On the second shift, Plaintiff alleges that Mr. Leeks constantly said to her, “How you doing, baby girl? How are you, hun? Can I give you a ride, baby girl? Hun, what’s the matter? You doing okay, Hun? Baby girl, what’s the matter?” See id. at 168. Furthermore, Plaintiff testified that Mr. Leeks inappropriately touched her hand twice. See id. at 176. Moreover, she stated that Mr. Leeks bumped into her on purpose. See id. at 180. Finally, she asserted that Mr. Leeks again stared at her constantly. See id. at 181 (stating that it he looked like “a monster from the closet”).

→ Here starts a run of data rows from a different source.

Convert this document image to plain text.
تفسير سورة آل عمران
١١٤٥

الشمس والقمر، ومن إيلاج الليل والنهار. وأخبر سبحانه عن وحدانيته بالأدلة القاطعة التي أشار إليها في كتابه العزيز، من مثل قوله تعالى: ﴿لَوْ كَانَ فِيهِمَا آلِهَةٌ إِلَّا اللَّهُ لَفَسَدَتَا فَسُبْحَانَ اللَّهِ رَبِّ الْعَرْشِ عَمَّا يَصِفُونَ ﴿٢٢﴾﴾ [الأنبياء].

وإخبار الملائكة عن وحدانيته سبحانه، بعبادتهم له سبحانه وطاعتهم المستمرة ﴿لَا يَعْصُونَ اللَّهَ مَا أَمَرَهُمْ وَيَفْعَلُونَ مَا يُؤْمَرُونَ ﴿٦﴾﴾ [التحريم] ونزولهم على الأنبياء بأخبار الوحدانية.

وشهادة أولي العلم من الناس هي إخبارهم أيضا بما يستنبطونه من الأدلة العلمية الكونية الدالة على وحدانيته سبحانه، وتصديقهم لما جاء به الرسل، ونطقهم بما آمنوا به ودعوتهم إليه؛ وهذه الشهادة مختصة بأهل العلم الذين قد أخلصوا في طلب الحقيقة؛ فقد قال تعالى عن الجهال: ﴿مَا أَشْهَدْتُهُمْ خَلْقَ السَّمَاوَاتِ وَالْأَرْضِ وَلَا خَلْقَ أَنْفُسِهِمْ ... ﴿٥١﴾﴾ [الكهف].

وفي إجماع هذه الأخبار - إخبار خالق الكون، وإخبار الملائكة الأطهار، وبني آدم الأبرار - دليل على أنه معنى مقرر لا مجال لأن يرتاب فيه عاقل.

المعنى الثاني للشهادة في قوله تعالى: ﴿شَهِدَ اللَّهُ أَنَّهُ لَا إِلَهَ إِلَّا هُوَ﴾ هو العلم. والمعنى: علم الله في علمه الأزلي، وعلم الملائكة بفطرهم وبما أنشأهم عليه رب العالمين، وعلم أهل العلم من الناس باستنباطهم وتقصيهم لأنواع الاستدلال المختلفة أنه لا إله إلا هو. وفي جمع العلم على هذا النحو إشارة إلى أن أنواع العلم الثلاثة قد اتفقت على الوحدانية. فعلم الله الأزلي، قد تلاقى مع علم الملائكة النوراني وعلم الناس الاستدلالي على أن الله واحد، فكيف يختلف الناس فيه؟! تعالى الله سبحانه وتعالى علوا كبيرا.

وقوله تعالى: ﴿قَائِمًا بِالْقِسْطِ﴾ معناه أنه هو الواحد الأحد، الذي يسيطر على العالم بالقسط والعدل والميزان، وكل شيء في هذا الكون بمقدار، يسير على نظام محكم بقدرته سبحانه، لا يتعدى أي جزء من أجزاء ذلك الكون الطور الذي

On the third shift, Plaintiff testified that Mr. Leeks constantly called her “baby girl.” See Pl’s Depo. at 186. Further, she stated that Mr. Leeks placed both hands on her shoulders and that she froze in fear and told him not to do that. See id. at 200. In addition, she stated that he was constantly staring at her. See id. at 203. Moreover, she testified that, when she tried to hand Mr. Leeks money, he grabbed her hand. See id. at 204. Finally, she testified that he bumped into her again in the same manner as the previous shift. See id. at 205.
*9 On December 14, 2014, Mr. Leeks approached Plaintiff while she was working at her full-time job at Rite-Aid. Plaintiff testified that Mr. Leeks asked her to cook for him, asked her to move away with him to Florida, rubbed her arm, and made her feel “completely terrified.” See Pl’s Depo. at 216. Eventually Plaintiff ran away from Mr. Leeks and complained to her Rite-Aid manager that she was “creeped out.” …
[T]he persistent and the continuous nature of Plaintiff’s allegations that Mr. Leeks was always staring and calling her “hun” and “baby girl” could reasonably be considered “ ‘so pervasive as to alter the working conditions of a reasonable employee.’ ” Terry, 336 F.3d at 149. Furthermore, viewing the evidence in light most favorable to Plaintiff, her complaints reveal that Mr. Leeks’ conduct was “physically threatening” not merely “offensive.” See Harris v. Forklift Sys., Inc., 510 U.S. 17, 23 (1993). The threatening nature of Mr. Leeks’ conduct materialized in Plaintiff’s complaints that she had nightmares and was afraid of him.
After distinguishing the cases cited by defendant, the court noted that “during each shift that Plaintiff worked with Mr. Leeks, she endured constant staring and inappropriate name-calling, multiple occasions of unsolicited touching, and was confronted outside of work with the same sexually intimidating behavior.”
It concluded that “viewing the evidence in the light most favorable to the non-moving party, the Court finds that Plaintiff has offered sufficient evidence to permit a fact-finder to conclude that she suffered from a hostile work environment predicated on her sex.”
As to whether the conduct could be imputed to defendant, the court found that there were triable issues of fact as to whether defendant ” condoned such an environment by failing to investigate Plaintiff’s complaints reasonably.”